Last time I checked, there were 345 different apps on my smartphone. Maybe 15 of them are used every day. While the technology scene recently started to discuss, when the app era will end, more and more companies discover the little applications to provide additional client service and reach new target groups. But how to start and how much does such a project cost?
Raluca Afloarei has a lot of experience in IT project management and is the founder of the App Demo Store, a service that offers interactive previews of app ideas. I asked her some questions about corporate apps. Of course, the effort, duration and expenses of an app development depends on your goals and your company’s conditions. But Raluca’s answers can give you a good knowledge base.
When we look at a company that just recently started with a digital and big data strategy. What would be a good starting point for an app?
Big data analysis can provide valuable insights for companies. The challenge is, however, to put these insights at the disposal of business users to help them make better decisions. An app which is easy to use, easy to navigate and at the same time offers complete control over the vast amount of information would be truly valuable. An app should not be the first big data project for a company. But when you make long-term plans, keep it in mind.
What are the first steps to build a good foundation for the future app development?
In order to lay a good foundation for app development you need to pay attention to three aspects: processes, technology and people.
Mobile apps need to be very user-centered in order to be successful. Users’ requirements and feedback need to be identified fast and the applications have to be updated rapidly and efficiently. For this reason, traditional development processes will not work and agile development methodologies need to be used. No matter, if your app will be used internally or for client service.
Also the technology needs to be prepared for the future app development. The technical infrastructure needs to support short development cycles and frequent updates. They also have to offer lightweight services and fast access to the backend data. Developers also need to make the paradigm shift to the mobile world. They need to embrace the agile development methodology and to understand the challenges of designing and developing apps for mobile devices.
Would you recommend to hire programmers, or an external agency, or work with both? What are the pros and cons?
It depends on the commitment for a mobile strategy and the long term plans. For a start, it would make sense to employ an external agency for the first version of an app. This approach has the advantage that it is fast and you can have a solid app delivered quickly by experienced developers.
But if the company has a strong commitment for a comprehensive mobile strategy then it would make more sense to invest in the processes, technology and human resources needed to support this strategy. Time to market will probably be longer but this approach will pay off in the long run as the processes are refined and the developers get more experienced.
What is your experience: How long does it take from the idea to a working application and how much time is needed for beta testing (average time)?
Depending on how well prepared are the underlying processes and technology and how experienced the team is, it could take anywhere from 4 to 5 months for simpler apps and up to 8 to 10 month for more complex ones. As for the beta testing, it typically takes somewhere between 1 to 2 months.
Please give us some insights regarding the costs for the development of an app. What are the most expensive features?

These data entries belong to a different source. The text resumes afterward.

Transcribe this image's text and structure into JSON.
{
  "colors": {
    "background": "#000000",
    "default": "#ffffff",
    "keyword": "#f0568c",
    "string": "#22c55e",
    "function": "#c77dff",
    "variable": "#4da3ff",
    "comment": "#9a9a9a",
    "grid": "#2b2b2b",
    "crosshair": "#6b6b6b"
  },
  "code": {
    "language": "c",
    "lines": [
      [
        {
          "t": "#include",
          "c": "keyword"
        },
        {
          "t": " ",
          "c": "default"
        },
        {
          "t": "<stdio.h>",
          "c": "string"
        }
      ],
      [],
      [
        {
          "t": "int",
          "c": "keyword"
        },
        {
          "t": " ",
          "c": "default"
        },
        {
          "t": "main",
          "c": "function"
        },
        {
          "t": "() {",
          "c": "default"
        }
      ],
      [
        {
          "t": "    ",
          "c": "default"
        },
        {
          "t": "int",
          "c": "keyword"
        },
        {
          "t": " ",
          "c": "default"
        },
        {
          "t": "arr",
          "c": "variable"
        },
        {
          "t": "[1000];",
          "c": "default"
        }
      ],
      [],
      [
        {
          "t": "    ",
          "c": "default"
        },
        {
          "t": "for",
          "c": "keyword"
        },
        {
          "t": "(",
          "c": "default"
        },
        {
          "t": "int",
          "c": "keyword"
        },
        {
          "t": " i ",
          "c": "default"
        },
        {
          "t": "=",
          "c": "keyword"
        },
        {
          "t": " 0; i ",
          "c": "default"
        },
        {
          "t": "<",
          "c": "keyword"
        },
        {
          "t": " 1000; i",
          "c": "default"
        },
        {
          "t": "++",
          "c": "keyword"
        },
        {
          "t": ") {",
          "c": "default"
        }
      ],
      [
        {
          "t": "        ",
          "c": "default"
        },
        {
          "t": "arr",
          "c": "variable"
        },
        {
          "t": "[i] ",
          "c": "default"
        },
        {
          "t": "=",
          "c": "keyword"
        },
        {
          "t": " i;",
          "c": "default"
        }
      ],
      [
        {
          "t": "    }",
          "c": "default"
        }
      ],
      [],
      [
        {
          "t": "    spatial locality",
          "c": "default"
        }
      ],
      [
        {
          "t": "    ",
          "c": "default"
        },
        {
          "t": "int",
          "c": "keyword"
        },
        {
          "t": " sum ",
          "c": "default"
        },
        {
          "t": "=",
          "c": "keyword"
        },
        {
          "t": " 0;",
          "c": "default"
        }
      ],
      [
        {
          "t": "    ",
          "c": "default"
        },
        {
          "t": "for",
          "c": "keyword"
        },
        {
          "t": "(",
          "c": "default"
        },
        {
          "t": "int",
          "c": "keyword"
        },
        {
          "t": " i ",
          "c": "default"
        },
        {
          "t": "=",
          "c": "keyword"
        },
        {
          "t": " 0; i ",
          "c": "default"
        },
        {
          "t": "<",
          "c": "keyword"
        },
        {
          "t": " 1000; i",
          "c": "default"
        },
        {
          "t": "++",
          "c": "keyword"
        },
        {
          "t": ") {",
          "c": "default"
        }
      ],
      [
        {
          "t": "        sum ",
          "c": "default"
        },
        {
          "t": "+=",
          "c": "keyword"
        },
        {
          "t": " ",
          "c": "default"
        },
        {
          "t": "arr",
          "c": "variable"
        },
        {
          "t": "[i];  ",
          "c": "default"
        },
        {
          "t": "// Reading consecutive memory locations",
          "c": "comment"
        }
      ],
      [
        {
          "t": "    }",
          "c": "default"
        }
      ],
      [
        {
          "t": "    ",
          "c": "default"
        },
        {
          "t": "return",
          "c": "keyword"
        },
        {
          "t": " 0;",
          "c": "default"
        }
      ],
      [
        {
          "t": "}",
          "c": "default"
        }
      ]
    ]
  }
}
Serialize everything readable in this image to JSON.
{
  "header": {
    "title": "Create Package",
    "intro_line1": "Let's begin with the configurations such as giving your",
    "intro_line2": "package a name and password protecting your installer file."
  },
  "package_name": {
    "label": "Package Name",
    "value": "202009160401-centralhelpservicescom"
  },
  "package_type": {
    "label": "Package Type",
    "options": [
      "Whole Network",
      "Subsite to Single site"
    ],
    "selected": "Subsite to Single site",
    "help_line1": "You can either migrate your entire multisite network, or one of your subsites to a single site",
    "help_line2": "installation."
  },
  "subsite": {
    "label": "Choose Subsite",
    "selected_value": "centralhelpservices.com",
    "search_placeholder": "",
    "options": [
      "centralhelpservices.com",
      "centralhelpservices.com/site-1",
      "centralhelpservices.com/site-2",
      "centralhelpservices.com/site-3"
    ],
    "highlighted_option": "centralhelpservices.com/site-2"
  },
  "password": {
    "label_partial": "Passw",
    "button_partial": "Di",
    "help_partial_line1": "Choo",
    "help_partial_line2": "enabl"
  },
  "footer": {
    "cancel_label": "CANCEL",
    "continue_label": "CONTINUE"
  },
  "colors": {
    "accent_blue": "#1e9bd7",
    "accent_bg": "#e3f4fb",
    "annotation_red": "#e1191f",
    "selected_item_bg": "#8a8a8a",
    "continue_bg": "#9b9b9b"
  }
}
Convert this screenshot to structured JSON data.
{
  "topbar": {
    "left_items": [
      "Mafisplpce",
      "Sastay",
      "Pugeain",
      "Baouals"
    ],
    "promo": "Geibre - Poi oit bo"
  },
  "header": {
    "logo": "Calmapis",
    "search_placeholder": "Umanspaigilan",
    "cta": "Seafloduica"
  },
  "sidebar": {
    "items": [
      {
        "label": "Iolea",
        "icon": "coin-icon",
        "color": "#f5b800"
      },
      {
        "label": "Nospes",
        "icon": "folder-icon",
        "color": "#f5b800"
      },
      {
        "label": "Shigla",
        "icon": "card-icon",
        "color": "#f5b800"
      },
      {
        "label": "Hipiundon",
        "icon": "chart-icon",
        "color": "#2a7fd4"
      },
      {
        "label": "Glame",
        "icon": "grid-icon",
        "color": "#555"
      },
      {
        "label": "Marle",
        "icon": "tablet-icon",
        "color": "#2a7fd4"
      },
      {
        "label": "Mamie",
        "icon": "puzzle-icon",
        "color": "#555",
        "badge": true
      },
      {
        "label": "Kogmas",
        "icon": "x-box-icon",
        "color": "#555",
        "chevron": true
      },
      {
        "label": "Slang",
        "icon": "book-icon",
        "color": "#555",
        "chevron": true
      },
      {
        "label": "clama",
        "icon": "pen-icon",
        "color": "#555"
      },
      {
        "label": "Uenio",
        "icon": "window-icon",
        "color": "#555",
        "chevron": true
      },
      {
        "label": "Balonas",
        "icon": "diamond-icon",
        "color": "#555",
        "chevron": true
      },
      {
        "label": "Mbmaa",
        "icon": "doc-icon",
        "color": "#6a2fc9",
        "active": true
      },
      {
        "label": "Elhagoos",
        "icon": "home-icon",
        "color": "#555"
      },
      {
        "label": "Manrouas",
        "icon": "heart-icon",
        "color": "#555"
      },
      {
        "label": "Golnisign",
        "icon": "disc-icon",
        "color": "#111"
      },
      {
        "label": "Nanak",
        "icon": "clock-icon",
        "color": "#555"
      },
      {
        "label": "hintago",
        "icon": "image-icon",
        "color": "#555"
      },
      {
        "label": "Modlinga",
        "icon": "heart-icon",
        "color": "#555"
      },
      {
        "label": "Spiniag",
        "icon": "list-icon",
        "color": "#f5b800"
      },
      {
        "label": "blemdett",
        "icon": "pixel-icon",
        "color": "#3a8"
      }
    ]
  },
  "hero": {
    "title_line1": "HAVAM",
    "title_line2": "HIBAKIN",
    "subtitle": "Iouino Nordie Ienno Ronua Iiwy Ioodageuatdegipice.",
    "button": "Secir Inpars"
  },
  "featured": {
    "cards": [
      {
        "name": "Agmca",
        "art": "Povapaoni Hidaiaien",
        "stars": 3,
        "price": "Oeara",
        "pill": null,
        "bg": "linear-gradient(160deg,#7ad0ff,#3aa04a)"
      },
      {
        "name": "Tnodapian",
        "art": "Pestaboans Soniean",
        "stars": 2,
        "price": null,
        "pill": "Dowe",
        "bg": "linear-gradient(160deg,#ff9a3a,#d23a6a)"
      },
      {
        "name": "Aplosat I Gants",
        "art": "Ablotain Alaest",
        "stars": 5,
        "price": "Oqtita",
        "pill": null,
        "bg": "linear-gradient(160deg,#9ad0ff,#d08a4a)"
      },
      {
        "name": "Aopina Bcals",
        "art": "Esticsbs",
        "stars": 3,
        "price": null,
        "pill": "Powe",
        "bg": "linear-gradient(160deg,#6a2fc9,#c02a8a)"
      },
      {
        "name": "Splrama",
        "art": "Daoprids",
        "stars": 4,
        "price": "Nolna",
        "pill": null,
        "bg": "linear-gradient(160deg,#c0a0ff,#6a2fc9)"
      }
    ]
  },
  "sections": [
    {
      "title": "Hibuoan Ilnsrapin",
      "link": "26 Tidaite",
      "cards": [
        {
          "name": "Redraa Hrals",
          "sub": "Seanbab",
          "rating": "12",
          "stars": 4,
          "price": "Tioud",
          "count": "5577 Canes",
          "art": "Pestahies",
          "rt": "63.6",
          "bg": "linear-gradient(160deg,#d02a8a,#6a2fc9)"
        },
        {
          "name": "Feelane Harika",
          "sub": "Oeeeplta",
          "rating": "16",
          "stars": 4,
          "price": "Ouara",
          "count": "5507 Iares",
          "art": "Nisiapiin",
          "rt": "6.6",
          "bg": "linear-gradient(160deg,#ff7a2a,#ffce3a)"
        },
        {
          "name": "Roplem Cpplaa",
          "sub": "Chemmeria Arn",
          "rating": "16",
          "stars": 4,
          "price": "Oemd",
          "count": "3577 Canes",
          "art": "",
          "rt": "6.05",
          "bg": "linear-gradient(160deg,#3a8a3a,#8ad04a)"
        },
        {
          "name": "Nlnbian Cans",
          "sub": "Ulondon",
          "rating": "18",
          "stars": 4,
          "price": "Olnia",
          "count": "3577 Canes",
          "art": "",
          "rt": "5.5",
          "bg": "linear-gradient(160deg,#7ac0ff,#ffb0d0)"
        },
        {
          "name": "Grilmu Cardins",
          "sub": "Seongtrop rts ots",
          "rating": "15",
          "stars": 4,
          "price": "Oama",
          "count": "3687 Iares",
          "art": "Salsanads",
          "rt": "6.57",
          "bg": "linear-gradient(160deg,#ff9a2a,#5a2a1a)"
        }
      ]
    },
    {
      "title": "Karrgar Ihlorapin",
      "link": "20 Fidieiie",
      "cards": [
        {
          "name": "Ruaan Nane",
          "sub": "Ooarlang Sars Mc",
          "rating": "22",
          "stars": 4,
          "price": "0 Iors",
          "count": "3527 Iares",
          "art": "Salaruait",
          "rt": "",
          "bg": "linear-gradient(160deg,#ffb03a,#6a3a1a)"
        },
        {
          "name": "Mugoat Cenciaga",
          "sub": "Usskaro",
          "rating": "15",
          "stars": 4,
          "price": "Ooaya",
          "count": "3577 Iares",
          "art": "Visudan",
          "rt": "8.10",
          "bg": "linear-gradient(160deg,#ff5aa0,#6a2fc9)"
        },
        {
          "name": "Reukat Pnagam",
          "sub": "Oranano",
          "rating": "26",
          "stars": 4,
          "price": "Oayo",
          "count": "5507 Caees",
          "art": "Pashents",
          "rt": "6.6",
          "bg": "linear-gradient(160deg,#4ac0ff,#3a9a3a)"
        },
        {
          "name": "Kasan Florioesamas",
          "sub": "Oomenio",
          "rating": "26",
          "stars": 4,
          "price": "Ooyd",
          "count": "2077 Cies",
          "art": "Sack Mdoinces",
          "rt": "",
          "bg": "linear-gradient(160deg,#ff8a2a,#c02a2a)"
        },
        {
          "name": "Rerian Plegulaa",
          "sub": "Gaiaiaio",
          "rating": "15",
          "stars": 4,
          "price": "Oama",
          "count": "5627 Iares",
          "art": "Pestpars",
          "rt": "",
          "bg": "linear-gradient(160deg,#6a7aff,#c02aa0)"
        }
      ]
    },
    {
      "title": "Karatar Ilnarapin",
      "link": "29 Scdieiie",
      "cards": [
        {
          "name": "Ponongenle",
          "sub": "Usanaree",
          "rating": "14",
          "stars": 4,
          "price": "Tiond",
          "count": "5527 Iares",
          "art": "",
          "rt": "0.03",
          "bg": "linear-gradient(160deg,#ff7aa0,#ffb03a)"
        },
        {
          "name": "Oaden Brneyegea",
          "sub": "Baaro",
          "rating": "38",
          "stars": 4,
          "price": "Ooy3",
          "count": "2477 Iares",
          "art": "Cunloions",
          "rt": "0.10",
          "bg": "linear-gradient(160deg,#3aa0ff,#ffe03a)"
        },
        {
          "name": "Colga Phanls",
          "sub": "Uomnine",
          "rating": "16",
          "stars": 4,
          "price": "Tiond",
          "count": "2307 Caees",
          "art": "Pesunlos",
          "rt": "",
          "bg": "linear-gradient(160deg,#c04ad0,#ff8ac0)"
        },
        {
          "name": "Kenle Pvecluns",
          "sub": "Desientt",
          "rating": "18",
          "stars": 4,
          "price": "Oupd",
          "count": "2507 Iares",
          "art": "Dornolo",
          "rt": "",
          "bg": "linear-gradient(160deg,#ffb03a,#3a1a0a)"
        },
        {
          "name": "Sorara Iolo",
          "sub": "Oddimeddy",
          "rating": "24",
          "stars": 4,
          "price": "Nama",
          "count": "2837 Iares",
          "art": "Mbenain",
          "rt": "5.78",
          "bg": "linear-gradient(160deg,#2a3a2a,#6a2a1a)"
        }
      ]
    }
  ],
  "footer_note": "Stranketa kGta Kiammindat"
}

In terms of budget, a simple low-cost app could be developed around USD 50,000 to USD 100,000, while an enterprise app could be somewhere around USD 200,000 to USD 400,000.
For enterprise apps, the main cost drivers are not the features, but the supporting infrastructure – things like data storage and access, services, 3rd party integration, security and scalability. While for feature-centric apps the most expensive are things like user management, API integration, custom user interfaces and content management.
If there is any company that currently does not prioritise app development, but sees this as a future project. What should they keep in mind regarding digital and data processes now to be prepared for the implementation of an app in the future?
Data processes need to be streamlined: they need to be simple, lightweight and fast. As explained previously, the supporting infrastructure of an app is the most expensive and more difficult to get right. If these processes are re-designed properly and prepared for a future app project, building a client app on top of them will be much easier.
What are your 3 favourite apps?
We use the following business apps on a daily basis:
- Google Drive & Docs to share documents, spreadsheets and presentations online and work on these on a collaborative basis
- Evernote for collaborative note-taking
- Paypal for payments
Raluca, thank you for the interview!